Разве это Еза? Просто тень прежнего Езы! Злополучное сообщничество с Крджей стоило ему многих часов раскаяния и страха. Допросы в милиции, упрёки отца и слёзы матери оставили на его лице следы смущения и растерянности.
Он подошёл к реке, остановился и посмотрел на загорелые группы купальщиков.
— Еза! — вскочив, закричал Пирго.
— Ну да, я! — донеслось с того берега. — Товарищи…
Мёртвая тишина встретила это слово, столь необычное в устах Езы.
— Товарищи… я пришёл… давайте мириться…
Изумлённый Мича уронил Цигин задачник и подошёл к берегу.
За своей спиной он услышал оживлённый гомон товарищей.
— Давай плыви сюда! — позвал он.
Еза поплыл.
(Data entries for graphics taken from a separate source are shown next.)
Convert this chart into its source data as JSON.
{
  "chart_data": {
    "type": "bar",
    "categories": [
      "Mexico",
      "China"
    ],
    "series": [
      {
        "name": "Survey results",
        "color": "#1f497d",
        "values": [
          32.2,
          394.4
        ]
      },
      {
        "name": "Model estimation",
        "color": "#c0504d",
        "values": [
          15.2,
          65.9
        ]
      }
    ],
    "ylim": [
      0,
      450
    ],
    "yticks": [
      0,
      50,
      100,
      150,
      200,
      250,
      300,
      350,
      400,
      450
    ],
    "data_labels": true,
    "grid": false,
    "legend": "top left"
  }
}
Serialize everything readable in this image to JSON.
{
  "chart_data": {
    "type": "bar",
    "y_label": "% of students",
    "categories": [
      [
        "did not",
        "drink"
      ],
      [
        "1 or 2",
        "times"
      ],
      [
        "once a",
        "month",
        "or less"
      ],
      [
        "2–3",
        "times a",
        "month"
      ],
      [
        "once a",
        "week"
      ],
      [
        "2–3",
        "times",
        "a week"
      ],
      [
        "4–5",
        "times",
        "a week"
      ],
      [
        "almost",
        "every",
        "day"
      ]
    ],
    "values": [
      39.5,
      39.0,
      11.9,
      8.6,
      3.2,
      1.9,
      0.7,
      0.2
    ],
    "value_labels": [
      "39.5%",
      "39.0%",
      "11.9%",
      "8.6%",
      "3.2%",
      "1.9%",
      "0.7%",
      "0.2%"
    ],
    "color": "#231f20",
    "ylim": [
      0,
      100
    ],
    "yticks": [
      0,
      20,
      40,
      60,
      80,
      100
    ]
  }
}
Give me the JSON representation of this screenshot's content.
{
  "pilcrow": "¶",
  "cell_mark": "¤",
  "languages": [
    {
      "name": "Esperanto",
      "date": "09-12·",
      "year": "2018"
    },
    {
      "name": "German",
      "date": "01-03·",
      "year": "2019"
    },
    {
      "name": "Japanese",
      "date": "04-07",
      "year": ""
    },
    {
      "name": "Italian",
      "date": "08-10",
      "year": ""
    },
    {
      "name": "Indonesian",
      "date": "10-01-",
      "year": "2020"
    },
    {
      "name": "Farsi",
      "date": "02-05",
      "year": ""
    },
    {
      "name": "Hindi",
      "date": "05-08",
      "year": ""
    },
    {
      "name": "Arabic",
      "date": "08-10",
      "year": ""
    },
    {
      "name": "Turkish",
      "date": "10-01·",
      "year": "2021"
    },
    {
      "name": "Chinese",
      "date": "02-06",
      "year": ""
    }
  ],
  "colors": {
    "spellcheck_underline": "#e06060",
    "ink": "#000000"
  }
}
И вот уже вождь черноногих и предводитель техасских ковбоев протягивают друг другу руки.
В результате этого исторического акта навсегда угас и перестал существовать очаг войны, который добрый месяц угрожал тенистому спокойствию Ведьминого Острова и всего края от Куньей Горки до Петушиной Горы.
И пусть будет так, как гласит старое мудрое изречение: «И перековали они мечи свои на орала…»
XXVI
В тени черешни, на которой уже начинают румяниться плоды, сидит Циго и на губной гармонике выводит чрезвычайно трогательную мелодию из фильма о маме Хуани́те.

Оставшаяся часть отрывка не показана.